I could probably perform 50 single leg glute bridges, but I’ve “repped out” before on single leg hip thrusts and 20 reps absolutely destroys me. Based on my experience, highly fit individuals can often perform over 30 repetitions of single leg glute bridges but only 10-15 repetitions of single leg hip thrusts (done properly where the body is controlled through a complete ROM and no lateral or rotational energy is leaked).

3. Due to the fact that full range bodyweight lifts are more difficult than partial range bodyweight lifts, they allow most individuals (especially beginners, heavier individuals, and people who aren’t that fit) to stay in more suitable rep ranges for strength, power, and hypertrophy rather than muscular endurance.

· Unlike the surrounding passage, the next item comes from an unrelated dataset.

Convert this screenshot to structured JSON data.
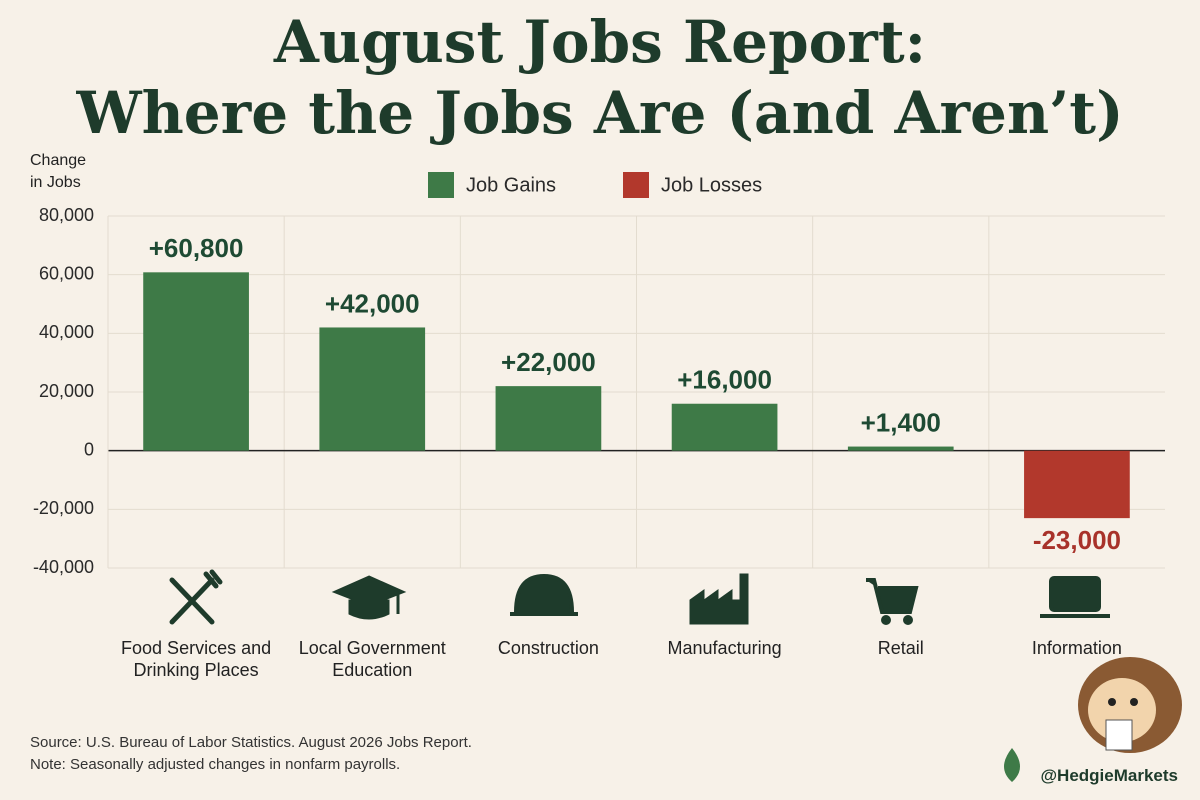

4. Muscle activation is far higher for the hamstrings and higher for the glutes in a single leg hip thrust compared to a single leg glute bridge, due to the increased ROM and increased stability demands. For example, a foot elevated single leg glute bridge and single leg glute bridge may get one’s glute activation up to 30% of MVC, whereas a shoulder elevated single leg glute bridge might bring glute activation up to 35% of MVC. But when you elevate both the shoulders and feet, now activation levels of 40% of MVC might be reached. Everyone is different regarding muscle activation, but in general elevating the feet increases hamstring activity, while elevating the shoulders increases quad activity. Elevating both the shoulders and the feet is definitely the most difficult variation, especially if you perform the “bottoms up” method shown below where you touch your butt to the ground. 5. The increased functional demands of the single leg hip thrust lead to excellent rotary stability and full range hip extension strength, which carries over to other lower body activities. The same cannot be said of the single leg glute bridge, which doesn’t challenge the rotary stability system as much and doesn’t move the hips through deep levels of hip flexion. For sports that require speed and power, full range hip extension strength is critical, which makes the single leg hip thrust a much better choice over the single leg glute bridge. 6. My guess is that the trainer has never performed the movements himself and he’s too naive to realize that the increased ROM makes the exercise much more challenging. Many times I’ve been guilty of making assumptions about exercises, only to find out that I was wrong when I finally got around to performing the exercise for the first time. This is why it’s so important for trainers to experiment and stay in good shape, so they can evaluate new exercises, methods, and programs. It’s also why trainers and coaches should not make assumptions!